Just wondering, why would today be meatless? Is there some religious observation I'm not aware of.

I can't recall my last meatless day, unless you define fish as not meat. I have some form of beef, pork, lamb, fish or other animal serving every dinner, and can't recall the last time I didn't eat some poor animal for dinner....

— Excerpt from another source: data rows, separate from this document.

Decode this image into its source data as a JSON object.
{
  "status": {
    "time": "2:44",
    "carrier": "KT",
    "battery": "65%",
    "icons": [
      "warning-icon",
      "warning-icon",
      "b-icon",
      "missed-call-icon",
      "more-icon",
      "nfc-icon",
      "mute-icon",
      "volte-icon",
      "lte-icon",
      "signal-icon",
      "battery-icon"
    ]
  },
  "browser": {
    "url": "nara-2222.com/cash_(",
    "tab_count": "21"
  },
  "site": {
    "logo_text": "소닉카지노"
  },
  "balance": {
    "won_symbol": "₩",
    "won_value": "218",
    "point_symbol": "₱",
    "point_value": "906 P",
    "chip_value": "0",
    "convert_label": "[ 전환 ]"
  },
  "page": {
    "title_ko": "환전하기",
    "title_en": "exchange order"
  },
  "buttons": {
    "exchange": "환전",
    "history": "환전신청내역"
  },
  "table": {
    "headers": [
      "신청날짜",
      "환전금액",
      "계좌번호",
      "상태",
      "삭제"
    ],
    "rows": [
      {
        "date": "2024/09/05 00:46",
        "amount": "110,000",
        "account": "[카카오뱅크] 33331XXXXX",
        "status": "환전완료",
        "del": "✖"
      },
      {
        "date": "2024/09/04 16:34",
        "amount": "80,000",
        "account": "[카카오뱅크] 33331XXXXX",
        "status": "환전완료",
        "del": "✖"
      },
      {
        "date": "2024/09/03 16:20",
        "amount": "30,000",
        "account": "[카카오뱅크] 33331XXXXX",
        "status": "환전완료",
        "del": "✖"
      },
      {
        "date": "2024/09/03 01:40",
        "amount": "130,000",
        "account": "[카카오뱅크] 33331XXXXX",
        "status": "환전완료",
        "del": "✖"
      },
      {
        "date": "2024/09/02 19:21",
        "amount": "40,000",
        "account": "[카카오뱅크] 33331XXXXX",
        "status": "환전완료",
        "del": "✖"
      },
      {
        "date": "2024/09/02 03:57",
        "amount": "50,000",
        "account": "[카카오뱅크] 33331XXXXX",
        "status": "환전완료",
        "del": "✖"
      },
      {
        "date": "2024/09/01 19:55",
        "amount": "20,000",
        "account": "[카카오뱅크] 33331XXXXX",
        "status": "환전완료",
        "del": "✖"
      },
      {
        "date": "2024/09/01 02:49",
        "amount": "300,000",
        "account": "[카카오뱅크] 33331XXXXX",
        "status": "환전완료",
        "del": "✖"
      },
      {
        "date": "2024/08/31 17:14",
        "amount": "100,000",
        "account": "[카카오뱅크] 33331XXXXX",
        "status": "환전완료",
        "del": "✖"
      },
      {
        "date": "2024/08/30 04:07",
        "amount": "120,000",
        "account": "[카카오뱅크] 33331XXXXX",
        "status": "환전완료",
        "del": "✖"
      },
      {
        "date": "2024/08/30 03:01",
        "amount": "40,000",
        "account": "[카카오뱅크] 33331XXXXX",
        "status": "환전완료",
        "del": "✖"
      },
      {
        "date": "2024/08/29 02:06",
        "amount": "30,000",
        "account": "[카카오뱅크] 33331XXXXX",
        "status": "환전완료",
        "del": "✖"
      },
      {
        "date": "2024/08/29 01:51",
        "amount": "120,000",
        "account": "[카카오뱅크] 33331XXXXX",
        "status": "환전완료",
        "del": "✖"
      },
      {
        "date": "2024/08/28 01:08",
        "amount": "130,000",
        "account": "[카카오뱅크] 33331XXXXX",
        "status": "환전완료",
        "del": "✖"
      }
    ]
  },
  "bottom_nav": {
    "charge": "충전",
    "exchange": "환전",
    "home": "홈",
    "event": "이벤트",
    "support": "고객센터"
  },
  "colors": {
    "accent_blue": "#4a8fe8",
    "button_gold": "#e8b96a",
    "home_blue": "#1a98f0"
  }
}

As a Catholic, we eat no meat on Fridays in Lent. No biggie, since we enjoy seafoods and such and I end up cooking them around once a week. I also try, and mostly fail, at skipping meat meals once a week, not necessarily Mondays. I'm not all into "the greenhouse effect and man is killing the planet" thinking, but it doesn't hurt to skip meat once a week when you realize how much water is used to produce it. After all, CA has gone through a drought for, what, seven years? You all could use a little water saving. ;) Think of it: To produce a pound of beef takes the equivalent of 370 minutes of shower time, whereas a pound of pasta needs only 44 minutes of shower time. My favorite, though, is 8 ounces of beer - only 4 minutes! Six servings of grains daily for everyone! :LOL:

If you want to see the chart which lists 15 different foods, you can find it here: A Handy Chart that Compares Shower Minutes to the Water it Takes to Grow Our Favorite Foods
 
Kroger has Hormel Pork tenderloins on sale BOGO. these are really good. I did the Teriyaki one tonight, with some stuffed Portabella caps and grilled squash.